Local government £500 million social care boost

The final local government finance settlement for 2024-25 makes available up to £4.5 billion more for councils in England in 2024-25, an above-inflation increase of 7.5% on the previous year – with £64.7 billion for local government overall.

The package includes the £600 million in extra support for council budgets, including £500 million for social care, announced on 24 January.

The Health Foundation said that unfortunately the 7.5% cash terms increase in core spending power next year will do little to stabilise councils’ increasingly precarious financial situations. It added that to improve the nation’s health, local government funding must be sufficient, sustainable, and proportionate to need.

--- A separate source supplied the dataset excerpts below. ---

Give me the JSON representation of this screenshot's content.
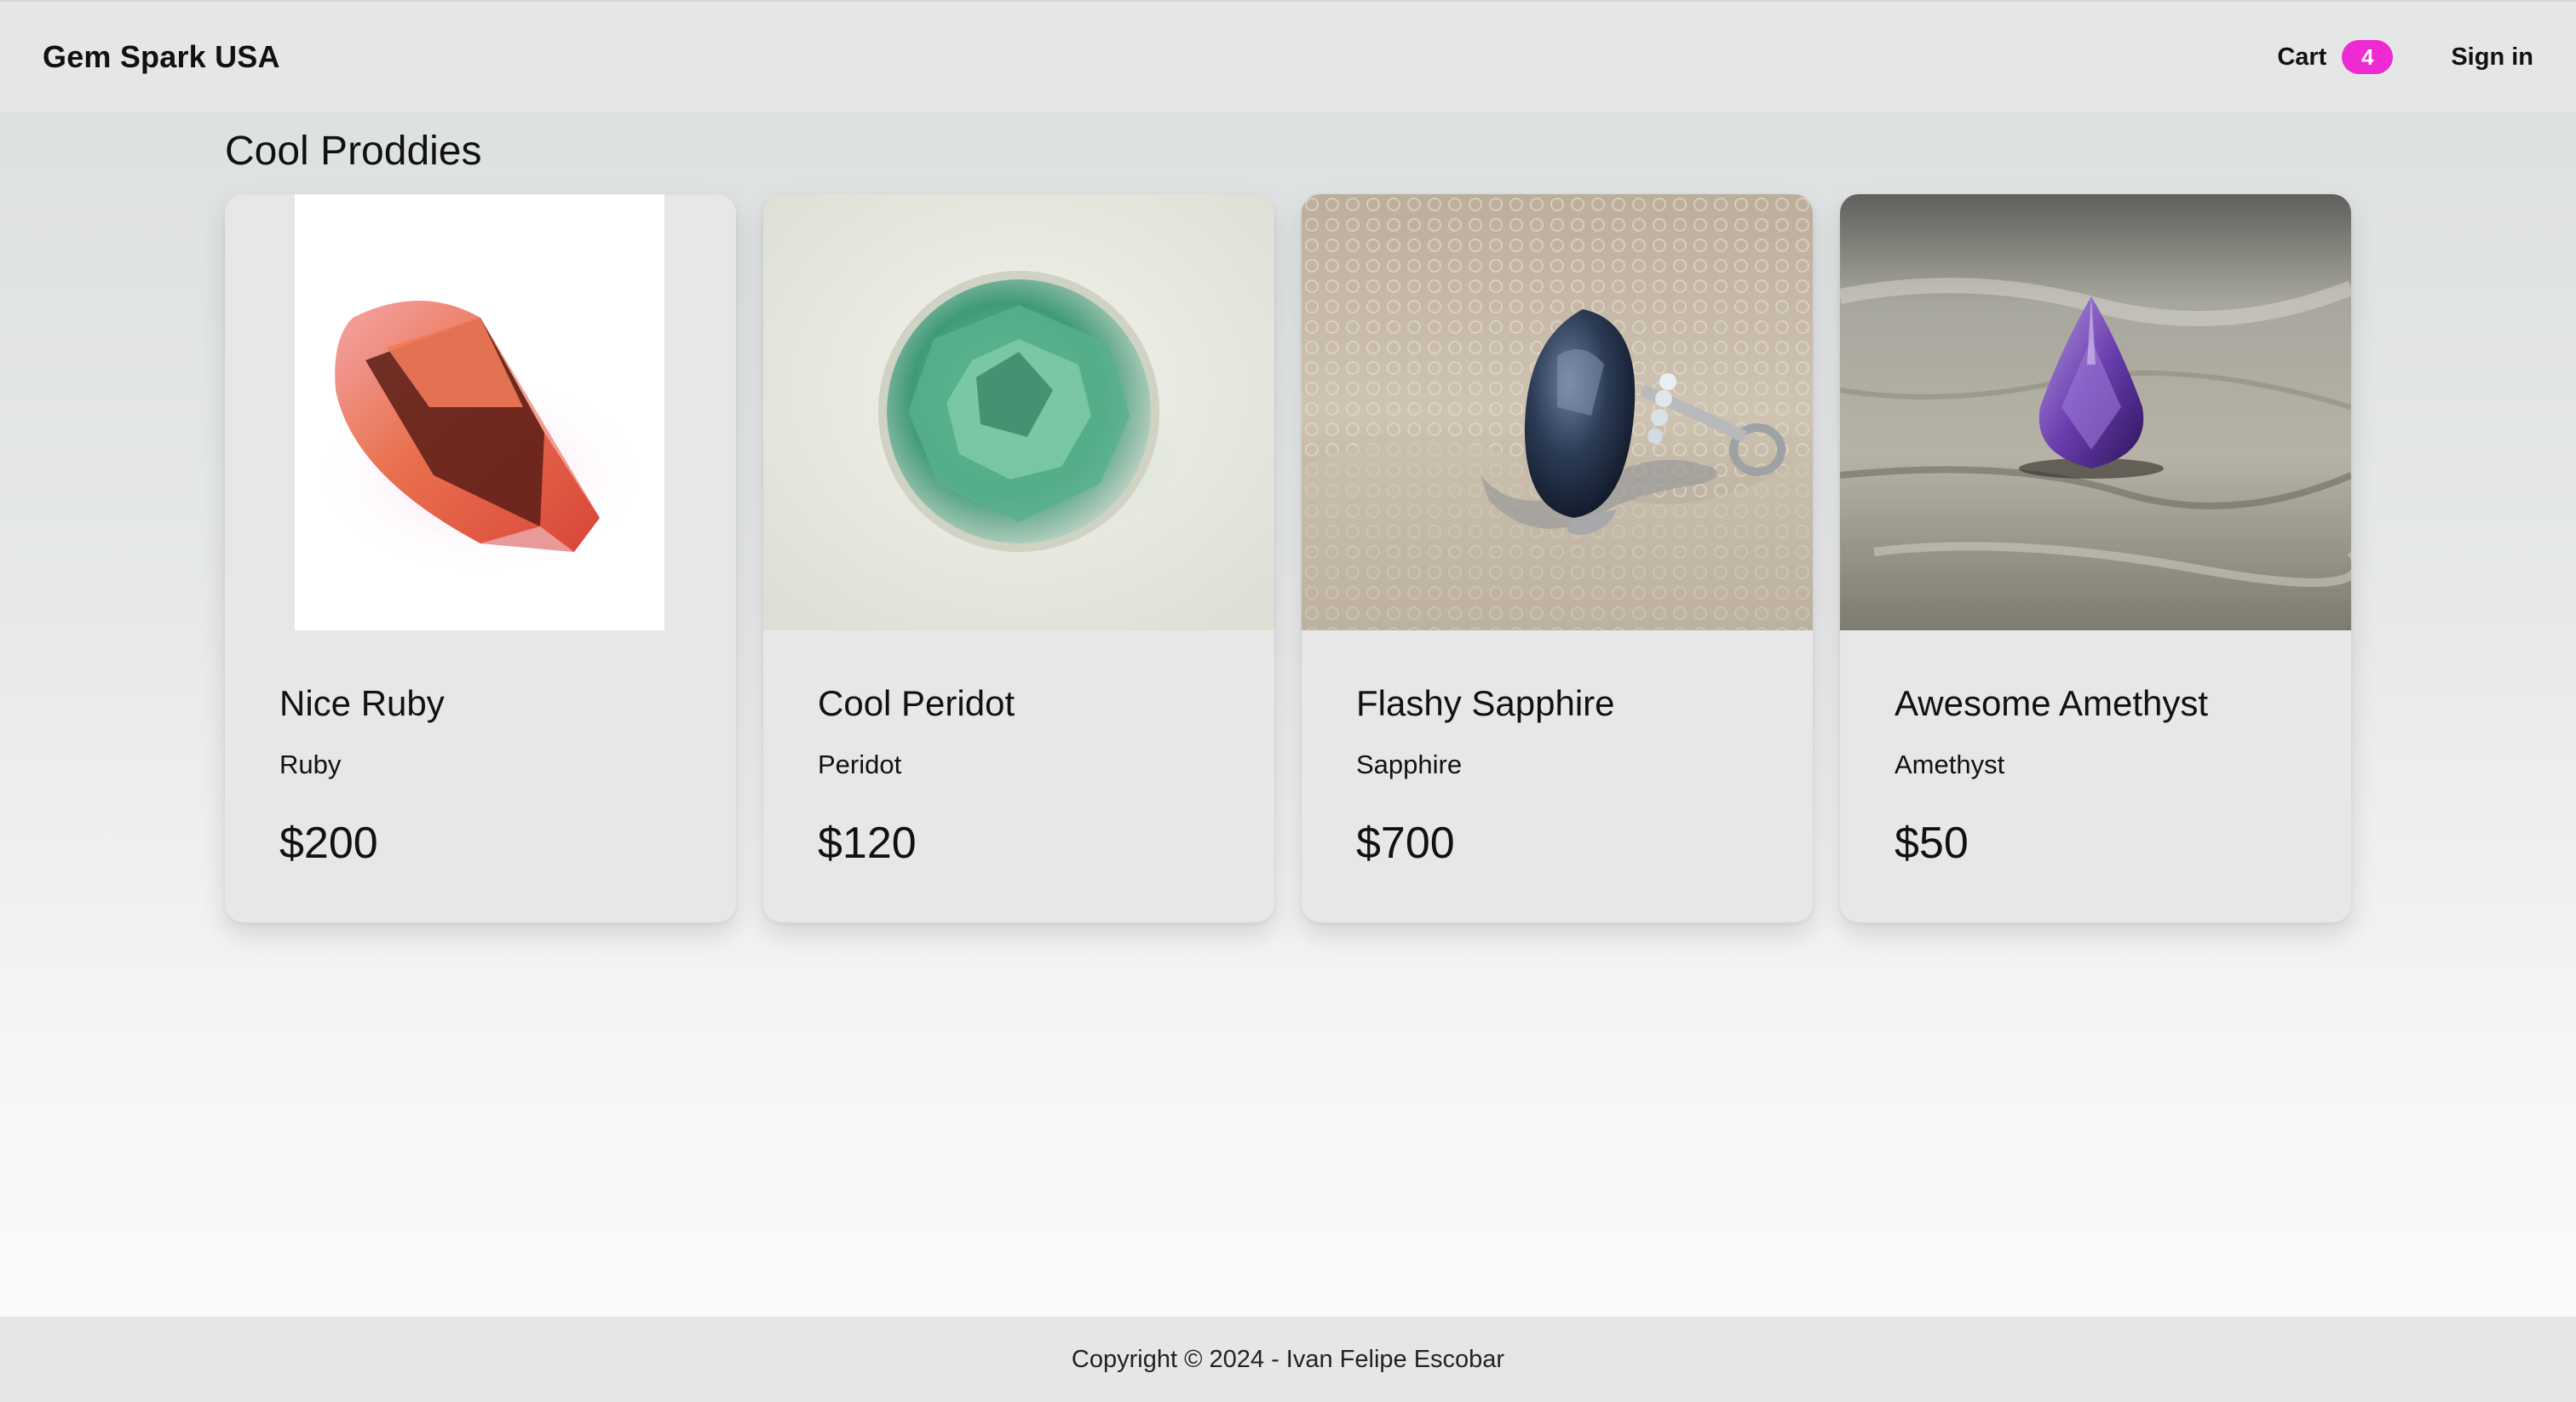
{
  "navbar": {
    "brand": "Gem Spark USA",
    "cart_label": "Cart",
    "cart_count": "4",
    "signin_label": "Sign in"
  },
  "section": {
    "title": "Cool Proddies"
  },
  "products": [
    {
      "name": "Nice Ruby",
      "category": "Ruby",
      "price": "$200",
      "image": "ruby-image"
    },
    {
      "name": "Cool Peridot",
      "category": "Peridot",
      "price": "$120",
      "image": "peridot-image"
    },
    {
      "name": "Flashy Sapphire",
      "category": "Sapphire",
      "price": "$700",
      "image": "sapphire-ring-image"
    },
    {
      "name": "Awesome Amethyst",
      "category": "Amethyst",
      "price": "$50",
      "image": "amethyst-image"
    }
  ],
  "footer": {
    "text": "Copyright © 2024 - Ivan Felipe Escobar"
  },
  "colors": {
    "badge": "#ee2bd2",
    "navbar": "#e5e7e7",
    "card": "#e6e7e6"
  }
}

This requires urgent attention from the next government.

Katherine Merrifield, Assistant Director of the Healthy Lives team at the Health Foundation, said this settlement will leave council budgets with an estimated £1bn deficit, with core spending power around 12% lower in real terms than in 2010/11. This shortfall – against a backdrop of long-term underfunding – means councils must make near-impossible decisions to cut services. This will impact local people’s health as they may no longer be able to access many of the services they rely on, such as decent housing, good education, leisure facilities, libraries, community centres and public transport.

She added: “The 7.5% uplift also relies on every local authority increasing council tax by the maximum permitted without a referendum. This will increase pressure on households already struggling with the cost-of-living crisis, raising the risk of mental health issues and leaving many unable to afford the basics, such as food and heating. Furthermore, recent analysis demonstrates that deprived areas tend to receive less funding relative to need; this uplift is no exception, likely exacerbating health inequalities.

“Public health teams will also face financial strain. Despite a 2.1% cash uplift on 2023/24 provided in the public health grant, public health funding per person remains 27% lower in real terms in 2024/25 than in 2015/16, requiring some preventative services to be cut – particularly in more deprived areas where reductions in public health allocations tend to be largest – which will detrimentally impact population health and health inequalities.

“Finally, while extra money for social care is welcome, it will do little to address the huge pressures on the adult social care system, which continues to face increasing demand, significant staff shortages, and rising costs.”